Au cours des six derniers mois, l’IA a été un moteur clé et a donné lieu à deux tendances distinctes sur les marchés technologiques. Dans le secteur des logiciels, le rythme d’adoption a entraîné une forte volatilité, les investisseurs réévaluant la pérennité du secteur — en s’interrogeant sur le pouvoir de fixation des prix, la différenciation et la capacité d’adaptation des acteurs en place —, même lorsque les fondamentaux restaient solides. Par contraste, les dépenses d’infrastructure liées à l’IA ont soutenu la performance des actions et la croissance des bénéfices. La demande dans les semi-conducteurs, le matériel informatique et l’ensemble de la «plomberie» nécessaire à l’IA est restée exceptionnellement forte, soutenue par des investissements continus dans les infrastructures de calcul, de puces mémoire, de réseau et de centres de données.
Une de vos stratégies consiste à investir dans des actions situées en dehors des Etats-Unis, dans une optique de diversification. En investissant hors des Etats-Unis, est-il néanmoins possible de tirer parti de développements majeurs, comme l'essor de l'IA justement, dont le poids demeure encore beaucoup plus faible en Europe qu'outre-Atlantique?
La stratégie que nous développons est destinée en premier lieu à des investisseurs américains dans une optique de diversification. De manière générale, les investisseurs aux Etats-Unis ont un biais domestique important - plus de 80% de leurs placements en actions sont placés dans des titres américains, ces derniers étant eux-mêmes souvent concentrés autour de quelques entreprises. C'est pourquoi il est important de leur proposer des placements hors des Etats-Unis qui contribuent à améliorer la diversification de leurs investissements.
En outre, il est actuellement intéressant d'exploiter l'écart de valorisation qui existe entre les actions américaines et européennes, notamment. Par ailleurs, nos solutions de placement peuvent aussi être intéressantes pour des investisseurs européens qui - parfois sans même en être vraiment conscients - sont aussi déjà très exposés aux actions américaines.

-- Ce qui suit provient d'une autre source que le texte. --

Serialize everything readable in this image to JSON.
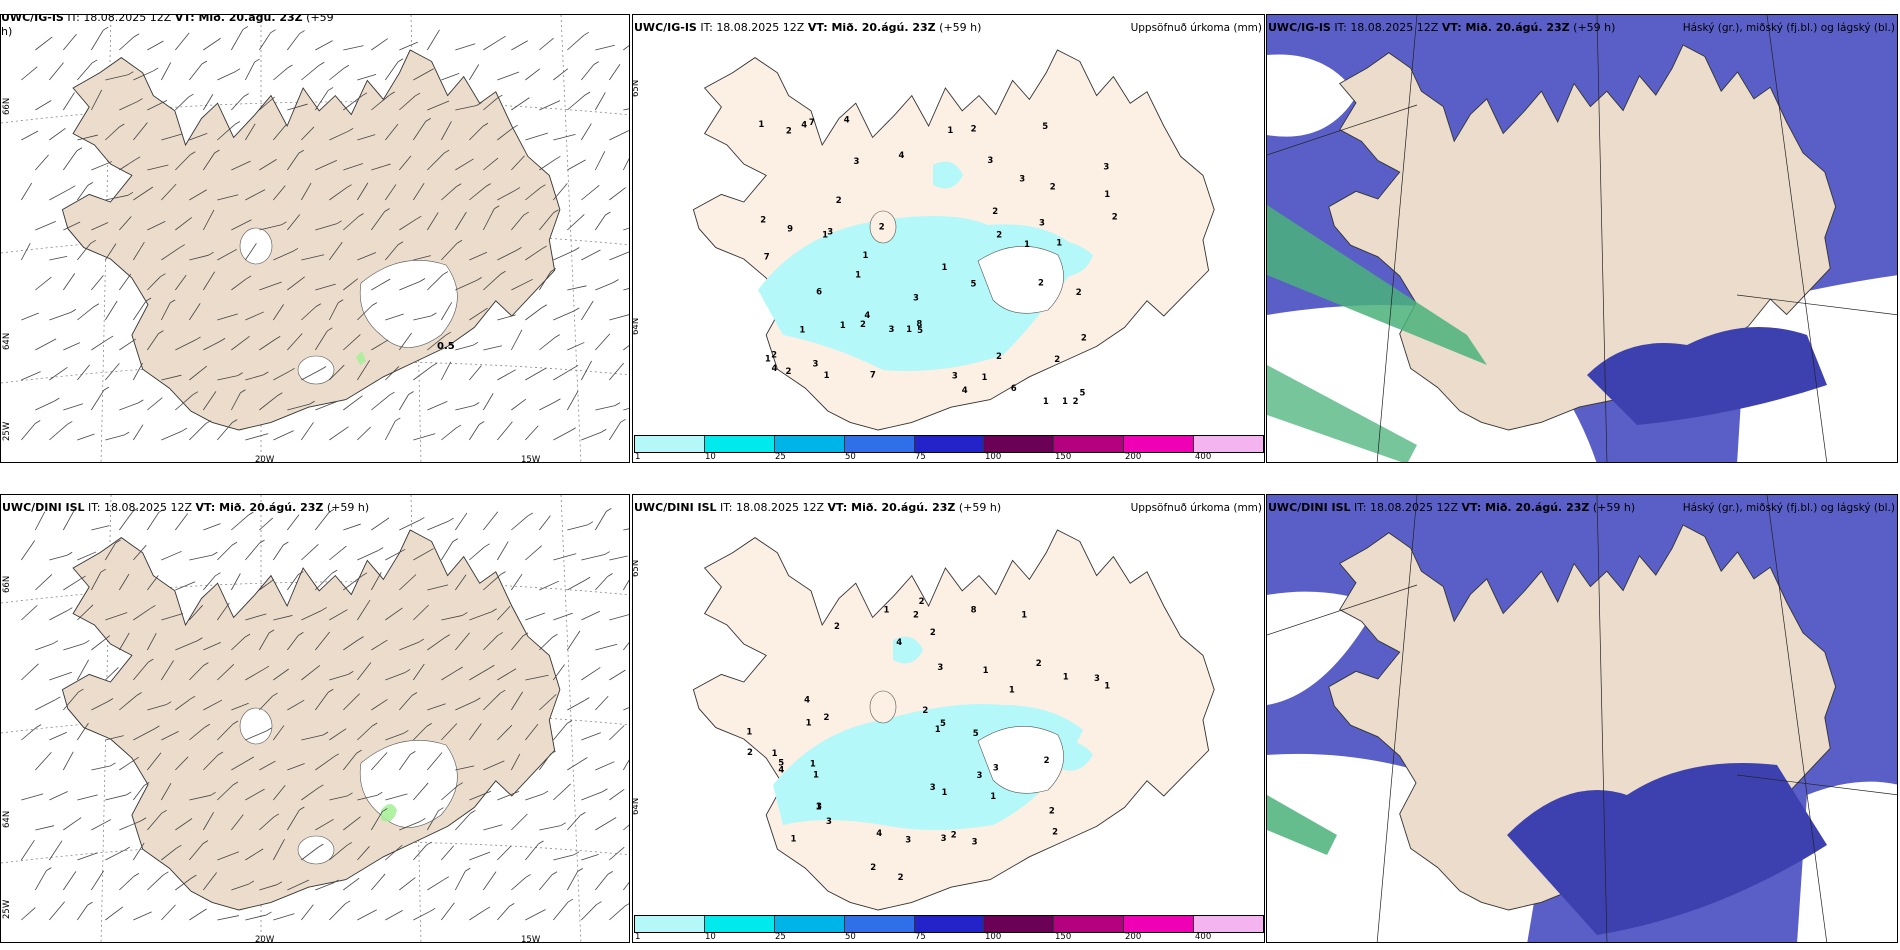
{
  "rows": [
    {
      "model": "UWC/IG-IS",
      "wind": {
        "title_pre": "UWC/IG-IS",
        "title_mid": " IT: 18.08.2025 12Z ",
        "title_vt": "VT: Mið. 20.ágú. 23Z",
        "title_post": " (+59",
        "title_line2": "h)",
        "annotation": "0.5"
      },
      "precip": {
        "title_pre": "UWC/IG-IS",
        "title_mid": " IT: 18.08.2025 12Z ",
        "title_vt": "VT: Mið. 20.ágú. 23Z",
        "title_post": " (+59 h)",
        "right": "Uppsöfnuð úrkoma (mm)",
        "labels": [
          "3",
          "1",
          "4",
          "2",
          "2",
          "3",
          "1",
          "1",
          "2",
          "1",
          "1",
          "1",
          "1",
          "1",
          "1",
          "2",
          "1",
          "2",
          "3",
          "2",
          "1",
          "3",
          "1",
          "1",
          "2",
          "2",
          "3",
          "2",
          "2",
          "1",
          "4",
          "3",
          "2",
          "2",
          "3",
          "2",
          "9",
          "7",
          "6",
          "7",
          "7",
          "5",
          "2",
          "6",
          "5",
          "4",
          "8",
          "2",
          "4",
          "3",
          "4",
          "3",
          "5",
          "5",
          "1",
          "2",
          "1",
          "2",
          "1",
          "3",
          "2",
          "4"
        ]
      },
      "cloud": {
        "title_pre": "UWC/IG-IS",
        "title_mid": " IT: 18.08.2025 12Z ",
        "title_vt": "VT: Mið. 20.ágú. 23Z",
        "title_post": " (+59 h)",
        "right": "Háský (gr.), miðský (fj.bl.) og lágský (bl.)"
      }
    },
    {
      "model": "UWC/DINI ISL",
      "wind": {
        "title_pre": "UWC/DINI ISL",
        "title_mid": " IT: 18.08.2025 12Z ",
        "title_vt": "VT: Mið. 20.ágú. 23Z",
        "title_post": " (+59 h)",
        "title_line2": "",
        "annotation": ""
      },
      "precip": {
        "title_pre": "UWC/DINI ISL",
        "title_mid": " IT: 18.08.2025 12Z ",
        "title_vt": "VT: Mið. 20.ágú. 23Z",
        "title_post": " (+59 h)",
        "right": "Uppsöfnuð úrkoma (mm)",
        "labels": [
          "1",
          "1",
          "2",
          "2",
          "1",
          "2",
          "1",
          "3",
          "1",
          "1",
          "1",
          "2",
          "1",
          "1",
          "2",
          "1",
          "2",
          "1",
          "1",
          "2",
          "3",
          "2",
          "4",
          "5",
          "2",
          "4",
          "5",
          "8",
          "3",
          "3",
          "4",
          "3",
          "2",
          "3",
          "2",
          "4",
          "3",
          "5",
          "1",
          "2",
          "1",
          "2",
          "3",
          "1",
          "2",
          "1",
          "3",
          "3"
        ]
      },
      "cloud": {
        "title_pre": "UWC/DINI ISL",
        "title_mid": " IT: 18.08.2025 12Z ",
        "title_vt": "VT: Mið. 20.ágú. 23Z",
        "title_post": " (+59 h)",
        "right": "Háský (gr.), miðský (fj.bl.) og lágský (bl.)"
      }
    }
  ],
  "axes": {
    "lon": [
      "20W",
      "15W"
    ],
    "lat": [
      "66N",
      "64N",
      "25W"
    ],
    "lat_right": [
      "65N",
      "64N"
    ]
  },
  "colorbar": {
    "ticks": [
      "1",
      "10",
      "25",
      "50",
      "75",
      "100",
      "150",
      "200",
      "400"
    ],
    "colors": [
      "#b4f8fa",
      "#00eaee",
      "#00b4e8",
      "#2f6fe8",
      "#2223c8",
      "#6b0056",
      "#b3007e",
      "#f000b4",
      "#f4b4f0"
    ]
  },
  "colors": {
    "land": "#ebdccb",
    "land_light": "#fcefe3",
    "sea_cloud": "#5a5fc8",
    "precip": "#b4f8fa",
    "high_cloud": "#4ab27a"
  }
}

En dehors des Etats-Unis et de l'Europe, le Japon a connu un premier semestre exceptionnel avec une progression dépassant les 35% entre janvier et fin juin. Le Japon pèse aussi plus de 20% au sein de votre portefeuille d'investissement. Les actions japonaises disposent-elles encore d'un potentiel de progression?
Oui, nous pensons qu'il continue de valoir la peine d'investir dans les actions japonaises pour au moins deux raisons. D'une part, car la gouvernance d'entreprise a fait l'objet d'importantes améliorations au Japon. La politique en matière de dividendes est devenue plus attrayante pour les investisseurs. Les changements structurels au Japon contribueront ainsi à soutenir la performance des actions japonaises à l'avenir.

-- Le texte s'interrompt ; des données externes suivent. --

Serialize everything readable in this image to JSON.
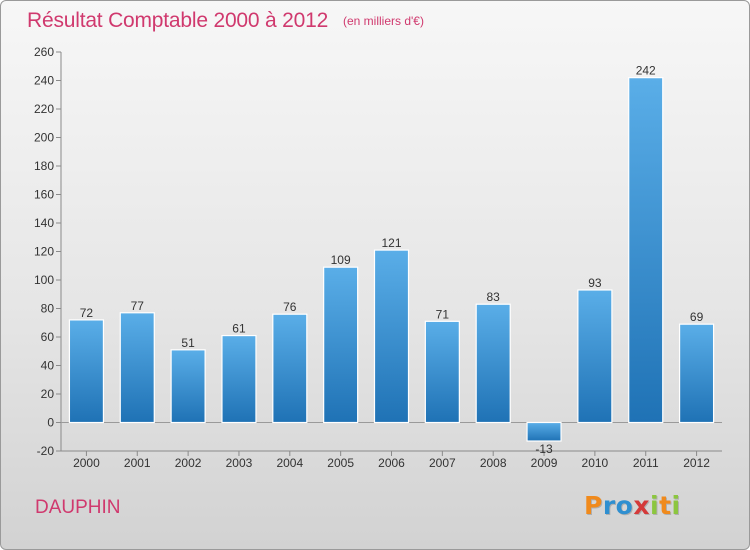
{
  "header": {
    "title": "Résultat Comptable 2000 à 2012",
    "subtitle": "(en milliers d'€)"
  },
  "footer": {
    "place": "DAUPHIN",
    "logo": {
      "letters": [
        "P",
        "r",
        "o",
        "x",
        "i",
        "t",
        "i"
      ],
      "colors": [
        "#f08a1c",
        "#2f8fd0",
        "#2f8fd0",
        "#d43a3a",
        "#8cc63f",
        "#f08a1c",
        "#8cc63f"
      ]
    }
  },
  "colors": {
    "bar_top": "#5aaee8",
    "bar_bottom": "#1f72b5",
    "accent": "#d0396e"
  },
  "chart_data": {
    "type": "bar",
    "categories": [
      "2000",
      "2001",
      "2002",
      "2003",
      "2004",
      "2005",
      "2006",
      "2007",
      "2008",
      "2009",
      "2010",
      "2011",
      "2012"
    ],
    "values": [
      72,
      77,
      51,
      61,
      76,
      109,
      121,
      71,
      83,
      -13,
      93,
      242,
      69
    ],
    "value_labels": [
      "72",
      "77",
      "51",
      "61",
      "76",
      "109",
      "121",
      "71",
      "83",
      "-13",
      "93",
      "242",
      "69"
    ],
    "yticks": [
      -20,
      0,
      20,
      40,
      60,
      80,
      100,
      120,
      140,
      160,
      180,
      200,
      220,
      240,
      260
    ],
    "ylim": [
      -20,
      260
    ],
    "grid": false
  }
}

D'autre part, les actions japonaises bénéficient du soutien de la politique monétaire de la Banque du Japon qui a peu à peu relevé ses taux, éloignant ainsi les risques de retour à une situation de déflation.
N'y a-t-il pas néanmoins un risque que les taux d'intérêt au Japon finissent par être perçus comme étant trop élevés?
Non, je pense que la Banque du Japon a eu jusqu'ici un bon contrôle de la politique monétaire. Certes, vu des Etats-Unis ou de l'Europe, il peut sembler curieux que des taux d'intérêt plus élevés soient perçus positivement par les marchés - au Japon, où l'économie a connu une longue période marquée par la déflation, c'est néanmoins le cas.